Editors at National Review Online criticize the president for recent policy decisions leading up to the midterm elections.
Joe Biden has been abusing his authority as president to aid his party in the midterm elections. We know, we know — we need to be more specific. This time, it’s the abuse of his powers as commander in chief in negotiating with Saudi Arabia and in drawing down the Strategic Petroleum Reserve.
Democrats have a gas-price problem. High gas prices are the most visible sign of inflation, as well as a driver of inflation in the prices of many goods. The average price of a gallon of regular gas is $3.87, and while that is down from the historic high of $5.02 in June, it is still noticeably higher than the $3.33 price of a year ago or the $3.68 price of a month ago.

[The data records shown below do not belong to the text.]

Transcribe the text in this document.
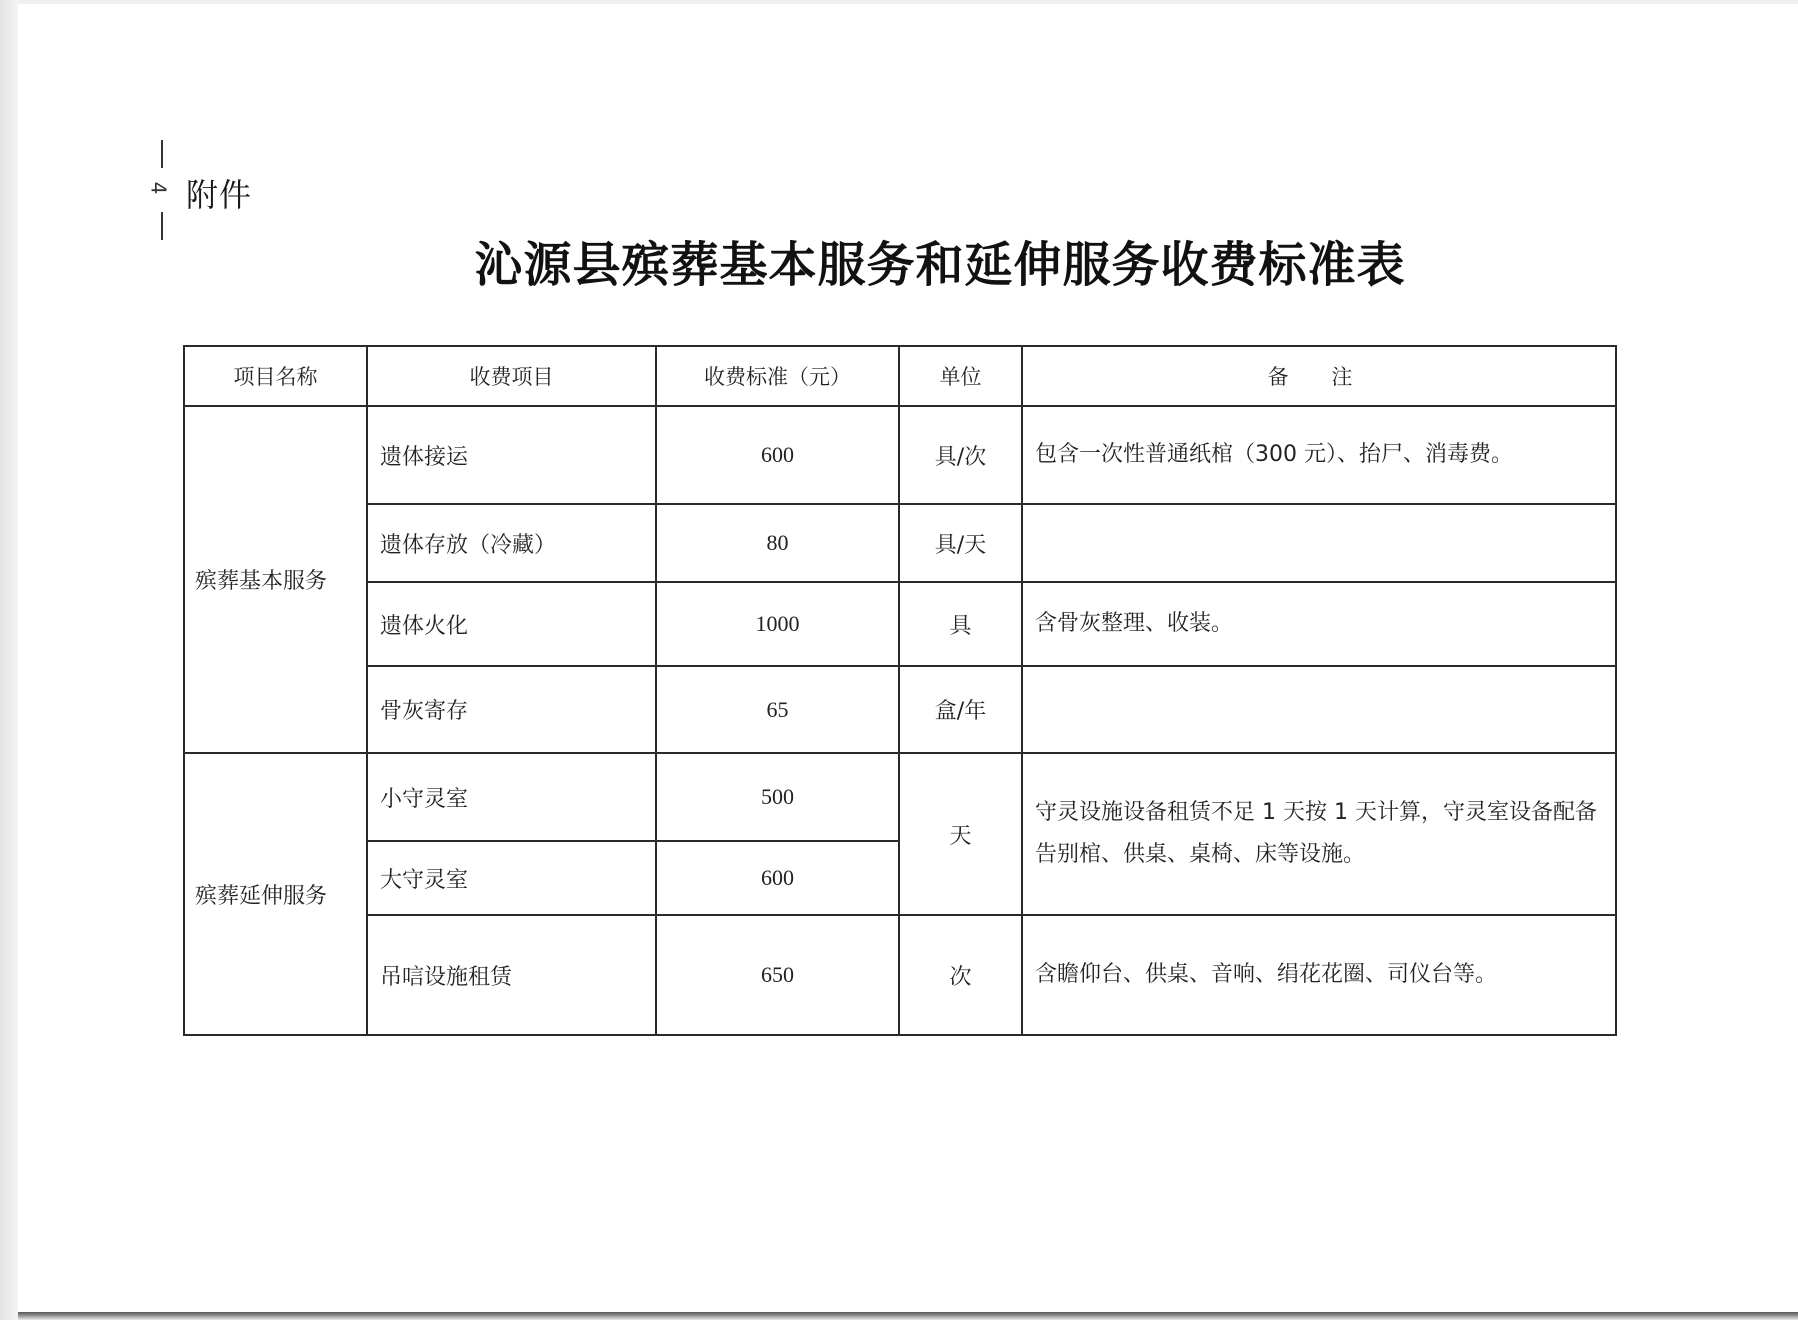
4 附件
沁源县殡葬基本服务和延伸服务收费标准表
项目名称	收费项目	收费标准（元）	单位	备 注
殡葬基本服务	遗体接运	600	具/次	包含一次性普通纸棺（300 元）、抬尸、消毒费。
	遗体存放（冷藏）	80	具/天	
	遗体火化	1000	具	含骨灰整理、收装。
	骨灰寄存	65	盒/年	
殡葬延伸服务	小守灵室	500	天	守灵设施设备租赁不足 1 天按 1 天计算，守灵室设备配备告别棺、供桌、桌椅、床等设施。
	大守灵室	600		
	吊唁设施租赁	650	次	含瞻仰台、供桌、音响、绢花花圈、司仪台等。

Biden bet heavily on the decline after June’s high as proof that inflation was over, so the recent spike has driven the White House into a panic with only three weeks until Election Day. Moreover, the obvious solution to high gas prices — increasing domestic production — is ideologically anathema to the people around the president.
What Biden is pursuing instead is any avenue to temporarily increase supply just until Election Day. The one domestic lever he has is the Strategic Petroleum Reserve, which was designed in 1975 to ensure adequate fuel supply for the military and essential industries in case of a foreign conflict that interrupts the flow of oil — say, a conflict with Russia. Presidents have too often treated the SPR as a piggy bank to soften gas-price spikes at politically inconvenient times, but never at the scale that Biden is doing now.
Biden is set to announce this week more releases of oil from the SPR, following similar announcements in early October, and nobody has the slightest illusion as to why.